Menu Fantasies

I’m in my excited Thanksgiving planning phase, which will soon give way to reality.

One of my favorite books ever is “The Shipping News” by Annie Proulx. It has a strong journalism plotline, which is obviously appealing to me, but more than that, I just love how evocative it is and how Proulx plays with language.

There are several parts of it I quote – or at least think of – frequently, and every year at Thanksgiving, I’m reminded of this exchange:

“Did you get the lobsters?”

“Got them from Lud Young. He kept shoving extras in the basket like they were lifesavers. Tried to pay for them but he wouldn’t take it.”

“Season will be over pretty soon, we might as well eat ‘em while we can get ‘em. If he wants to give lobster to you, take them. I remember the Youngs from the old days. Hair hanging down in their eyes. You know, the thing that’s best,” said the aunt, “is the fish here. Wait until the snow crab comes in. Sweetest meat in the world. Now, how do we want to do these lobsters?”

“Boiled.”

“Yes, well. We haven’t had a nice lobster chowder for a while. And there’s advantages to that.” She looked toward the other room where Bunny was hammering. “We won’t have to hear that screeching about ‘red spiders’ and fix her a bowl of cereal. Or I could boil them and pull out all the meat and make lobster rolls. Or how about crêpes rolled up with the meat in a cream sauce inside?”

Quoyle’s mouth was watering. It was the aunt’s old trick, to reel out the names of succulent dishes, then retreat to the simplest dish. …

“Lobster salad is nice, too, but maybe a little light for supper. You know, there’s a way Warren and I used to have it at The Fair Weather Inn on Long Island. The tail meat soaked in saki then cooked with bamboo shoots and water chestnuts and piled into the shells and baked. There was a hot sauce that was out of this world. I can’t get any of those things here. Of course, if we had some shrimp and crabmeat and scallops I could make stuffed lobster tails-same idea, but with white wine and Parmesan cheese. If I could get white wine and Parmesan.”

“I bought cheese. Not Parmesan. It’s just cheese. Cheddar.”

“Well that settles it. Lobster pie.” 

I do this same dance every year.

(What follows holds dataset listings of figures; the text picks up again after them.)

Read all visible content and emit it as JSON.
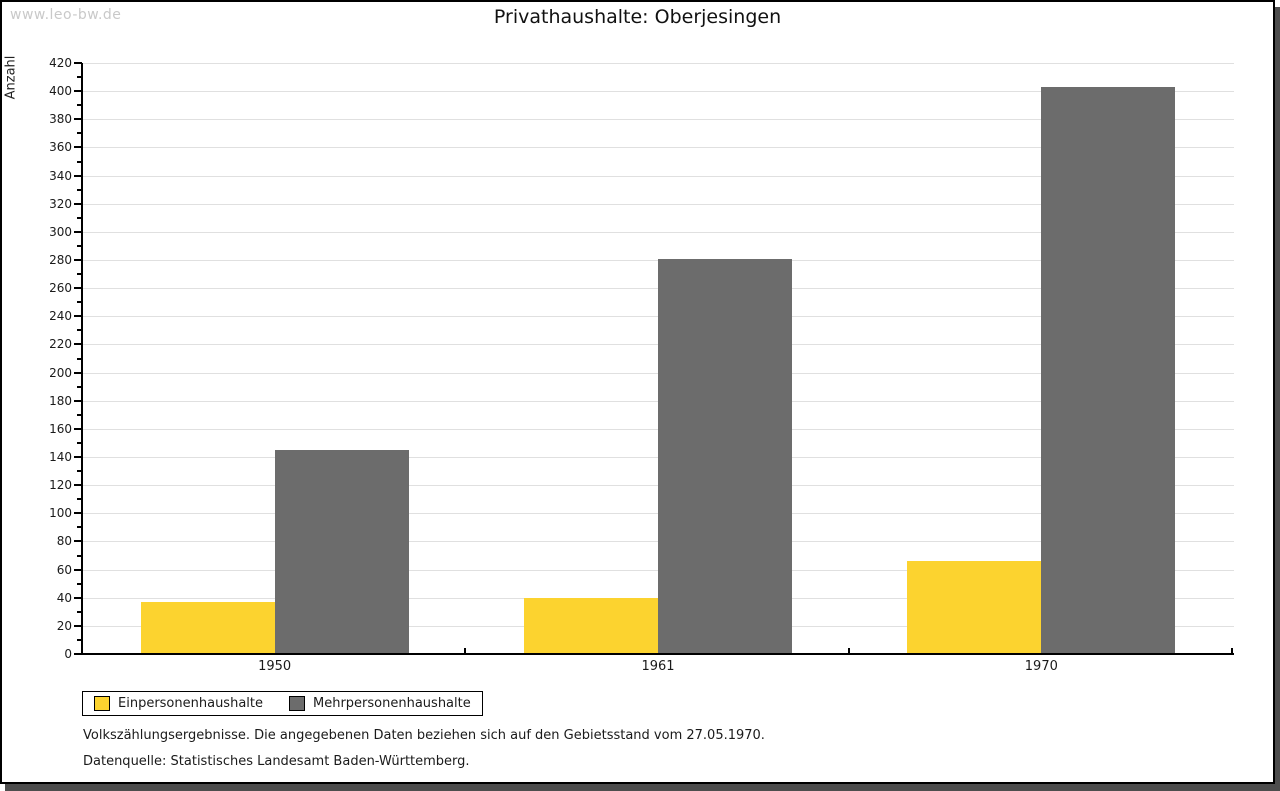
{
  "watermark": "www.leo-bw.de",
  "title": "Privathaushalte: Oberjesingen",
  "chart_data": {
    "type": "bar",
    "title": "Privathaushalte: Oberjesingen",
    "xlabel": "",
    "ylabel": "Anzahl",
    "categories": [
      "1950",
      "1961",
      "1970"
    ],
    "series": [
      {
        "name": "Einpersonenhaushalte",
        "color": "#fcd32f",
        "values": [
          37,
          40,
          66
        ]
      },
      {
        "name": "Mehrpersonenhaushalte",
        "color": "#6c6c6c",
        "values": [
          145,
          281,
          403
        ]
      }
    ],
    "ylim": [
      0,
      420
    ],
    "ytick_step": 20,
    "ytick_minor_step": 10,
    "grid": true,
    "gridline_color": "#e0e0e0",
    "legend_position": "bottom-left"
  },
  "footnotes": [
    "Volkszählungsergebnisse. Die angegebenen Daten beziehen sich auf den Gebietsstand vom 27.05.1970.",
    "Datenquelle: Statistisches Landesamt Baden-Württemberg."
  ]
}
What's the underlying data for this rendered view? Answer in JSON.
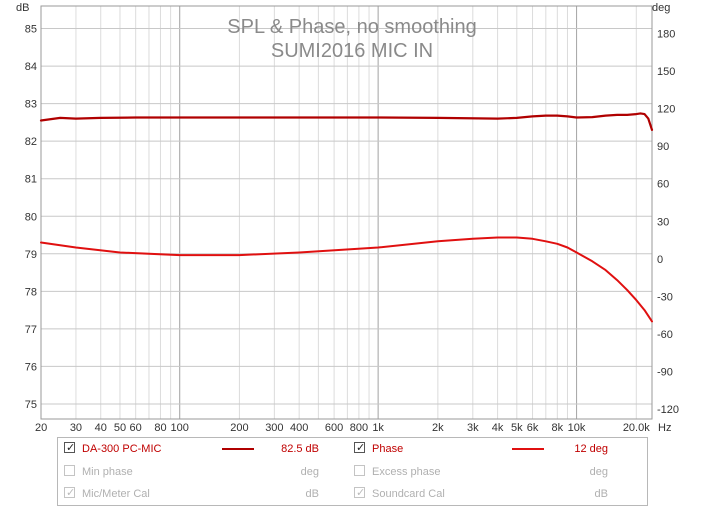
{
  "chart_data": {
    "type": "line",
    "title": "SPL & Phase, no smoothing",
    "subtitle": "SUMI2016 MIC IN",
    "x_unit": "Hz",
    "y_left_unit": "dB",
    "y_right_unit": "deg",
    "xscale": "log",
    "xlim": [
      20,
      24000
    ],
    "ylim_left": [
      74.6,
      85.6
    ],
    "ylim_right": [
      -128,
      202
    ],
    "x_ticks": [
      {
        "v": 20,
        "t": "20"
      },
      {
        "v": 30,
        "t": "30"
      },
      {
        "v": 40,
        "t": "40"
      },
      {
        "v": 50,
        "t": "50"
      },
      {
        "v": 60,
        "t": "60"
      },
      {
        "v": 80,
        "t": "80"
      },
      {
        "v": 100,
        "t": "100"
      },
      {
        "v": 200,
        "t": "200"
      },
      {
        "v": 300,
        "t": "300"
      },
      {
        "v": 400,
        "t": "400"
      },
      {
        "v": 600,
        "t": "600"
      },
      {
        "v": 800,
        "t": "800"
      },
      {
        "v": 1000,
        "t": "1k"
      },
      {
        "v": 2000,
        "t": "2k"
      },
      {
        "v": 3000,
        "t": "3k"
      },
      {
        "v": 4000,
        "t": "4k"
      },
      {
        "v": 5000,
        "t": "5k"
      },
      {
        "v": 6000,
        "t": "6k"
      },
      {
        "v": 8000,
        "t": "8k"
      },
      {
        "v": 10000,
        "t": "10k"
      },
      {
        "v": 20000,
        "t": "20.0k"
      }
    ],
    "y_left_ticks": [
      75,
      76,
      77,
      78,
      79,
      80,
      81,
      82,
      83,
      84,
      85
    ],
    "y_right_ticks": [
      -120,
      -90,
      -60,
      -30,
      0,
      30,
      60,
      90,
      120,
      150,
      180
    ],
    "grid": true,
    "legend_position": "bottom",
    "series": [
      {
        "name": "DA-300 PC-MIC",
        "axis": "left",
        "color": "#b00000",
        "x": [
          20,
          22,
          25,
          30,
          40,
          60,
          100,
          200,
          400,
          1000,
          2000,
          4000,
          5000,
          6000,
          7000,
          8000,
          9000,
          10000,
          12000,
          14000,
          16000,
          18000,
          20000,
          21000,
          22000,
          23000,
          24000
        ],
        "y": [
          82.55,
          82.58,
          82.62,
          82.6,
          82.62,
          82.63,
          82.63,
          82.63,
          82.63,
          82.63,
          82.62,
          82.6,
          82.62,
          82.66,
          82.68,
          82.68,
          82.66,
          82.63,
          82.64,
          82.68,
          82.7,
          82.7,
          82.72,
          82.74,
          82.72,
          82.6,
          82.3
        ]
      },
      {
        "name": "Phase",
        "axis": "right",
        "color": "#e01010",
        "x": [
          20,
          30,
          50,
          100,
          200,
          400,
          1000,
          2000,
          3000,
          4000,
          5000,
          6000,
          7000,
          8000,
          9000,
          10000,
          12000,
          14000,
          16000,
          18000,
          20000,
          22000,
          24000
        ],
        "y": [
          13,
          9,
          5,
          3,
          3,
          5,
          9,
          14,
          16,
          17,
          17,
          16,
          14,
          12,
          9,
          5,
          -2,
          -9,
          -17,
          -25,
          -33,
          -41,
          -50
        ]
      }
    ]
  },
  "legend": {
    "rows": [
      [
        {
          "checked": true,
          "enabled": true,
          "name": "DA-300 PC-MIC",
          "swatch": "#b00000",
          "value": "82.5 dB"
        },
        {
          "checked": true,
          "enabled": true,
          "name": "Phase",
          "swatch": "#e01010",
          "value": "12 deg"
        }
      ],
      [
        {
          "checked": false,
          "enabled": false,
          "name": "Min phase",
          "swatch": "",
          "value": "deg"
        },
        {
          "checked": false,
          "enabled": false,
          "name": "Excess phase",
          "swatch": "",
          "value": "deg"
        }
      ],
      [
        {
          "checked": true,
          "enabled": false,
          "name": "Mic/Meter Cal",
          "swatch": "",
          "value": "dB"
        },
        {
          "checked": true,
          "enabled": false,
          "name": "Soundcard Cal",
          "swatch": "",
          "value": "dB"
        }
      ]
    ]
  }
}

I reel off all the things I might want to make at the holidays – lemon-cranberry tart, brown butter sage rolls, beet salad, corn pudding, roast squash, oyster-artichoke soup, homemade chicken pot pie, things that sound delicious but are too ambitious/time-consuming for me to tackle during the rest of the year. 

And then, not 100 percent of the time but probably 78 percent of the time, I resort to my old standbys, which are often informed by what we have on hand because I hate leaving my house in the late fall and winter. 

Thanksgiving is always pumpkin-and-black bean soup, turkey, sage-and-onion stuffing, mashed potatoes, gravy, sweet potatoes mashed with bourbon, cranberry-orange relish, and two pies (usually cherry and pumpkin).

However impressive my imaginary menu might be at this point in time (10 days or so out), everyone in my family already knows what we are having. They’ll humor me. They’ll send me recipes they want me to try; they’ll offer feedback on recipes I show them. But we all know, at this point, that it’s all theatre. 

I branch out a bit more for Christmas and New Year’s – one year, I got on a massive bread-baking kick and dropped off rosemary bread to friends all over the city; another year, my husband and I made vats of lemon curd and dozens of shortbread cookies – but mostly, I end up watching reruns of Cold Case instead of brining and braising as planned.

And of course, just like Bunny in the passage above, no matter how good or bad what I make is, Georgia most likely will end up eating a bowl of cereal.